FMH..... As a Scotsman whose lived abroad in countries within Africa, South East Asia and the Middle East, I have met countless fellow Scots, many remind me of the song (The Old Sod), “there’s nothing more Scottish than a Scotsman abroad”, In other words, people that ordinarily wouldn’t socialise with others on the sole premise of having Scottish lineage, people that lament national pasts, attend ceilidhs, Burn's night suppers, whiskey nights and subscribe to a social club or other gathering celebrating an often romantic view of Scotland. A view amplified by, reciting Poetry (Robert Burns mainly), adhering to traditional dress code or practices like addressing the haggis …. the list goes on
This of course is a relatively healthy bringing together of like-minded people with a familiar identity in a foreign place, a ritual of shared pleasure expressed in homespun dance, music, food and drink. A cultural reaffirmation that’s comforting or at the very least, a familiar distraction in distant lands. It isn’t just a Scottish thing of course; each community of diaspora or expats seems to behave in similar ways.
However, is there more to the notion that some diasporic groups exacerbate political and social aspects at home. Initial responses were obviously matter of fact…. “Yes”, was the answer, "just look at the impact of Irish diaspora in the USA and their role in the ‘Troubles’ (Read) or the Jewish-American diasporic involvement in conflicts over Nagorno-Karabakh and the West Bank and Gaza (Read)".
There is an impressive amount of literature on the negative (and positive) effects of diasporic groups when it comes to peacebuilding and conflict.

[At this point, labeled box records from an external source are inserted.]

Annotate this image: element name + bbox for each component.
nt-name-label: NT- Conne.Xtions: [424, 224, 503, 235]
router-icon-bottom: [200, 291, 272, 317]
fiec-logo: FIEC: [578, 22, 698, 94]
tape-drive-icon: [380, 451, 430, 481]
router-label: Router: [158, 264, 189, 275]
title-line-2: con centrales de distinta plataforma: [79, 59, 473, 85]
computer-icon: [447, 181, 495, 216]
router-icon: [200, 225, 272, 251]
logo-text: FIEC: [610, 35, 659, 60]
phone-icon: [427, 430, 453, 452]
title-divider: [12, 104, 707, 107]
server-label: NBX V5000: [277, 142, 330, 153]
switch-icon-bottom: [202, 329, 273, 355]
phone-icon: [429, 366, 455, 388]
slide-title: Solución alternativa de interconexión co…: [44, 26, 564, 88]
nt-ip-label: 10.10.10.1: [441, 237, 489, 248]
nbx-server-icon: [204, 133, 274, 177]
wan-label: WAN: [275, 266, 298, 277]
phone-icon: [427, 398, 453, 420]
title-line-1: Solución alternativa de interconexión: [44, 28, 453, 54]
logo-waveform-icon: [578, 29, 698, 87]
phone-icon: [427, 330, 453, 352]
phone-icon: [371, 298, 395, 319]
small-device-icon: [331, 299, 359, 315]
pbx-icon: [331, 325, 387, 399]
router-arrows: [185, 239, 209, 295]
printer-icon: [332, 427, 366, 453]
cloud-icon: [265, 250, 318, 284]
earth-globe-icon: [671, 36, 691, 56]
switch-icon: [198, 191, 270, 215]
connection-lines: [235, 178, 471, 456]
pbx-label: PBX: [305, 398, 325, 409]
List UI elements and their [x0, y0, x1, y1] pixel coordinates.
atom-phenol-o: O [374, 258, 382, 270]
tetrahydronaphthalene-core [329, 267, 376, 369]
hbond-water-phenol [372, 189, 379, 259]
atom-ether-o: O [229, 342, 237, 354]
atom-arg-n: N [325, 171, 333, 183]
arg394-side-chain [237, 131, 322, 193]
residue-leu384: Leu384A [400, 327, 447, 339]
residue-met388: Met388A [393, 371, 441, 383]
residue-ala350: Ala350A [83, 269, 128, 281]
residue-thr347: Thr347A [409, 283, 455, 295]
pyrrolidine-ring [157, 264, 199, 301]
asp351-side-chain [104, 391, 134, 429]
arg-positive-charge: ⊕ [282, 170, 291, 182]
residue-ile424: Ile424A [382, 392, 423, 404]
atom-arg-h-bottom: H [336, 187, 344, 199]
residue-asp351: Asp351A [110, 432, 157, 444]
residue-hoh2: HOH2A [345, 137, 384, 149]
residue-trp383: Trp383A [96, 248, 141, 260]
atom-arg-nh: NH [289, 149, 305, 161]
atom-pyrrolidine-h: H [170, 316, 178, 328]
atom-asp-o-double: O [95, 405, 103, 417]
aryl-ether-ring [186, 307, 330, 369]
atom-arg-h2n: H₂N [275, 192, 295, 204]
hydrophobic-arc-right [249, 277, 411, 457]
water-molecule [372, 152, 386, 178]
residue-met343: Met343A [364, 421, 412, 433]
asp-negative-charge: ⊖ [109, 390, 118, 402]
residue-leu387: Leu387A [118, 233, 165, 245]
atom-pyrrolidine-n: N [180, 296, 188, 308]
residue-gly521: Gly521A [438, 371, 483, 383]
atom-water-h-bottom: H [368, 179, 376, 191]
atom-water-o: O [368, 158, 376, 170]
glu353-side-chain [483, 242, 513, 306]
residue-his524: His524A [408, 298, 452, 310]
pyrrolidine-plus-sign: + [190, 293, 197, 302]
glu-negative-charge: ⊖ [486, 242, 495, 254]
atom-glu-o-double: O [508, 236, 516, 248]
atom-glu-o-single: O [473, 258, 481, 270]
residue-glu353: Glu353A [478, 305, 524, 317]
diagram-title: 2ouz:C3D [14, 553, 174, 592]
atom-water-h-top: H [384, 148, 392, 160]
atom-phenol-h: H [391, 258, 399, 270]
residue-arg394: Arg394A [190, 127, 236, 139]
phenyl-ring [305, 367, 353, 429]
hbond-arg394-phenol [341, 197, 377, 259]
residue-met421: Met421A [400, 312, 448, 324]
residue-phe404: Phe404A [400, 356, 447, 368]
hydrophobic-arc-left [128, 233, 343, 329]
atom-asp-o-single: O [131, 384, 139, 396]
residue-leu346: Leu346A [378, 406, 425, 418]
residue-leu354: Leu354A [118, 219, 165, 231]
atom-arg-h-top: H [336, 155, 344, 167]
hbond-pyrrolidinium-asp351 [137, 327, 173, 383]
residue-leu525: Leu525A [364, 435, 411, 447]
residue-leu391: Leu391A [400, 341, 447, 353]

The interesting aspect of this research is the focus on ‘everyday’ diasporic groups and their members, those that might help hinder social or political progress within their home countries. In-group behaviors which to many perpetuate dangerous biases and historic resentment, whilst reinforcing class-divisions, elitism and privilege –
Discussion: Is this a traditional subscription to an un-imagined, collective identity with a problematic sense of belonging, place and culture?